État de Sao Paulo, à l'Est du Brésil. Plus de 200.000 hommes et de femmes courbent le dos dans les orangeraies. Leur besogne : récolter quotidiennement deux tonnes d'oranges. Pour leur peine, ils obtiendront neuf euros (260 euros/ mois), soit le salaire minimum légal. Un montant toutefois inférieur à la somme nécessaire pour vivre des revenus du travail (14 euros). Conséquence : les cueilleurs saisonniers s'endettent auprès de leurs employeurs. Qui plus est lorsque ces derniers proposent logement et nourriture à des prix exorbitants aux travailleurs qui ne sont pas de la région.

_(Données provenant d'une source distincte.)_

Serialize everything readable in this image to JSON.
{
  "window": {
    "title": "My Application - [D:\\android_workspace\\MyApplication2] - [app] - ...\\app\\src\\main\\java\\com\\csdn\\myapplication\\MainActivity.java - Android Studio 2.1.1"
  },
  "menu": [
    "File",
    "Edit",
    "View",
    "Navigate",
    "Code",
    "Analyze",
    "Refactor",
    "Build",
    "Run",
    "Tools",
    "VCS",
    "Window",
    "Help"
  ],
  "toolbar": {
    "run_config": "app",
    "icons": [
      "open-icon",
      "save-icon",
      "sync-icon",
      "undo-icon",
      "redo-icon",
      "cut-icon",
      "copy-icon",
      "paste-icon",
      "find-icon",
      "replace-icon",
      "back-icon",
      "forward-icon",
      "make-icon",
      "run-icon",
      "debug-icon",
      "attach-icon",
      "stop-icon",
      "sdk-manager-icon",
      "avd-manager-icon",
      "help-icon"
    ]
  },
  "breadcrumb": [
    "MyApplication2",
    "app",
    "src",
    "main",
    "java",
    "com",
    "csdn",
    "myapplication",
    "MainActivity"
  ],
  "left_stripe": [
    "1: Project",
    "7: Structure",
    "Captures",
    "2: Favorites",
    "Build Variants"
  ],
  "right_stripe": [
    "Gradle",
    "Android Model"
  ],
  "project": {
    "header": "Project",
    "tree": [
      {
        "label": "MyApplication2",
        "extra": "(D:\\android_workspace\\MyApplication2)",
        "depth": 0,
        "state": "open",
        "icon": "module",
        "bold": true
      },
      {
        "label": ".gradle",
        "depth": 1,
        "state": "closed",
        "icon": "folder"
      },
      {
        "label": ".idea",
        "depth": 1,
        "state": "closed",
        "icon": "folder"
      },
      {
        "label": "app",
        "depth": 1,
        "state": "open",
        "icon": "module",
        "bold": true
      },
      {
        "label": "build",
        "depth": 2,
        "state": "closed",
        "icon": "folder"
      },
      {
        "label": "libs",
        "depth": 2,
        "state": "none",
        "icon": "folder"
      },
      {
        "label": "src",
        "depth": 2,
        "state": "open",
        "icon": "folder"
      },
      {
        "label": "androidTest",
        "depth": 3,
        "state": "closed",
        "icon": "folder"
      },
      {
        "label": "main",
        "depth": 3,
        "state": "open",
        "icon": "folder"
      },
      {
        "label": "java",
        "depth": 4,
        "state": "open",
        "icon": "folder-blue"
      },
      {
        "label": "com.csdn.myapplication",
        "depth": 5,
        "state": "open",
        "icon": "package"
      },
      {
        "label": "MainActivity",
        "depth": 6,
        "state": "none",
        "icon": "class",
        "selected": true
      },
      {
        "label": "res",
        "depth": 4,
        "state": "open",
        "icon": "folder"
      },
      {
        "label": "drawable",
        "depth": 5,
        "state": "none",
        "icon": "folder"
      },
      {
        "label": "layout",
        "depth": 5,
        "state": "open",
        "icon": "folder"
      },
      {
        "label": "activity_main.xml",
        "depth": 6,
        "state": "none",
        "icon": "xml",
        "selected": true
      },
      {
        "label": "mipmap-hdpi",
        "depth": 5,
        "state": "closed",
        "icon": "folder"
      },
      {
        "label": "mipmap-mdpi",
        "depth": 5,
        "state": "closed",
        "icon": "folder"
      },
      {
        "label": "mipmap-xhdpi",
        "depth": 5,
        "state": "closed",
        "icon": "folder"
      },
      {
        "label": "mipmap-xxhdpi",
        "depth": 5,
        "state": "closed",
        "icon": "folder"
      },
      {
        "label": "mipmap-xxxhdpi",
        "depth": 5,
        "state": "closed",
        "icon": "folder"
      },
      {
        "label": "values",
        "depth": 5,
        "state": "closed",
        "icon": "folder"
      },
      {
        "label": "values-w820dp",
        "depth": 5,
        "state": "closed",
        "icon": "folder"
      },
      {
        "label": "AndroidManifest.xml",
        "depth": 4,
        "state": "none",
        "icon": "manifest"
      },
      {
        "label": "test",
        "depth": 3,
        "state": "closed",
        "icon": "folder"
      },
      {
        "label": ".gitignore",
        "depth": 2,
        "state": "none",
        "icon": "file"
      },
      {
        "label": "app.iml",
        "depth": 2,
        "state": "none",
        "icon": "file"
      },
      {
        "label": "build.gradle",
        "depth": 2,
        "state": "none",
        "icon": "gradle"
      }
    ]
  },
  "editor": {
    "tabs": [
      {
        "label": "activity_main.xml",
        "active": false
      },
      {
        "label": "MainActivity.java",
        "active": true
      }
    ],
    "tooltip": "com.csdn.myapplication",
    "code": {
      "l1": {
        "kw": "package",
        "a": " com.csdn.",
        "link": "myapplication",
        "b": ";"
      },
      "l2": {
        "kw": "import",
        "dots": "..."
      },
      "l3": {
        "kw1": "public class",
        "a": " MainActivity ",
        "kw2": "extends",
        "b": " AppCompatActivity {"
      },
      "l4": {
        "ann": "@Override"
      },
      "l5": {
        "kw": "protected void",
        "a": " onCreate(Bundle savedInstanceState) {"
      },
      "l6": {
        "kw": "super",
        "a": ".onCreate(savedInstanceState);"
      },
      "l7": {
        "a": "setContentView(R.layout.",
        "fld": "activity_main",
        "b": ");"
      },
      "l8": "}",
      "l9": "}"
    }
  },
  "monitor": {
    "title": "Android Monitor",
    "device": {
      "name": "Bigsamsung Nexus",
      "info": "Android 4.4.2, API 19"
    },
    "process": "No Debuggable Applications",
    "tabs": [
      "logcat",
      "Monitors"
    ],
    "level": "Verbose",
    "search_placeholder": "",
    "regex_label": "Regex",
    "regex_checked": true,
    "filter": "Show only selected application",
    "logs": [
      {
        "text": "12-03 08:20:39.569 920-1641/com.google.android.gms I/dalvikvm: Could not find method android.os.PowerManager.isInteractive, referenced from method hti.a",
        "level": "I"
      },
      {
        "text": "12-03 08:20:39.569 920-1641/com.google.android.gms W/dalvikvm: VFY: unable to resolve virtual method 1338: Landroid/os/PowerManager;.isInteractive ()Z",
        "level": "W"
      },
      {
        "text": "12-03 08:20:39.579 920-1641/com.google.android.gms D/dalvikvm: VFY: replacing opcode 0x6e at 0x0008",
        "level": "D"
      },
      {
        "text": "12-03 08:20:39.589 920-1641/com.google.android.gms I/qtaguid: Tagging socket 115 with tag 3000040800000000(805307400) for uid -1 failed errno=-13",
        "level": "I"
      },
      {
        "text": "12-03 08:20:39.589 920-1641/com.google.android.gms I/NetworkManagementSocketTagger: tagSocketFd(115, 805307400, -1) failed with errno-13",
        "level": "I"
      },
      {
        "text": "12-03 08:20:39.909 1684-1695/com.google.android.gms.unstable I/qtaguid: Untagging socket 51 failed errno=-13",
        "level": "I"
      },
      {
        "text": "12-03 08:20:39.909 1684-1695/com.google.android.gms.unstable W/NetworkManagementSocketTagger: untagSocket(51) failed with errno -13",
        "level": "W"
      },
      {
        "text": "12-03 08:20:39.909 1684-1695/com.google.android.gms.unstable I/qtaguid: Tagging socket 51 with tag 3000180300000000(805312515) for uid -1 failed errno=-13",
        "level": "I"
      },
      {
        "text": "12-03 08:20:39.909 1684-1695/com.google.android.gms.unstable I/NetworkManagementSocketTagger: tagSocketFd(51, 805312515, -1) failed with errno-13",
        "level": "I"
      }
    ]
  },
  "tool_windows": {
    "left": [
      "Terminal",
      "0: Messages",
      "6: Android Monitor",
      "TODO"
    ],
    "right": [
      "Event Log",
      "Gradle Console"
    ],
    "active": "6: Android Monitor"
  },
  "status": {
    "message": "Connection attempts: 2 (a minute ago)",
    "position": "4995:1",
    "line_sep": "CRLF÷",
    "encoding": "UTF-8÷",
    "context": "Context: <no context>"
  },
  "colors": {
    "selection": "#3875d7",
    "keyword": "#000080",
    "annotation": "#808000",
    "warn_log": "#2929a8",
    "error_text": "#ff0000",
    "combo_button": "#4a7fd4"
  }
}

Qui sont ces employeurs ? Il s'agit des sous-traitants des multinationales Citrosuco, Cutrale et Louis Dreyfus qui contrôlent, de A à Z, la quasi-totalité de la production de jus d'orange. Leur domination du marché leur permet de faire pression sur les prix fixés. Il n'est d'ailleurs pas rare que des accords soient conclus entre ces trois géants, condamnés dernièrement pour avoir systématiquement sous-traité l'emploi dans le secteur. Un verdict qui n'a pas eu raison de la dépendance économique et psychologique immense qu'endurent les cueilleurs, et qui pourrait bien relever du travail forcé, voire de l'esclavagisme.

Marcio Bortolucci était invité en Belgique par Solidarité Mondiale pour clôturer la campagne de l'ONG du Mouvement ouvrier chrétien dédiée aux mouvements sociaux. Pour le porte-parole des cueilleurs d'oranges, le sort de ces derniers peut être amélioré de plusieurs manières.

Un : appliquer les lois sur le travail qui existent au Brésil mais ne sont pas respectées. "Le Ministère du Travail brésilien est déficient, explique-t-il. Des reportages prouvent qu'il n'y a jamais eu de suite sur des dénonciations d'esclavagisme."

Deux : l'Europe, vers qui les deux tiers des oranges brésiliennes sont destinées, doit pouvoir refuser sur son sol des produits qui ne respectent pas les normes sociales, éthiques et environnementales. "Un contrôle contraignant doit être appliqué aux produits importés par l'Union européenne", plaidait l'avocat brésilien auprès de la Commissaire européenne au Commerce.

Le consommateur peut limiter la complicité avec le sort réservé aux cueilleurs brésiliens : "Consommer Fairtrade est une alternative immédiate", plaide l'avocat. Mais les cartels sont si forts que cette filière a des difficultés à se développer.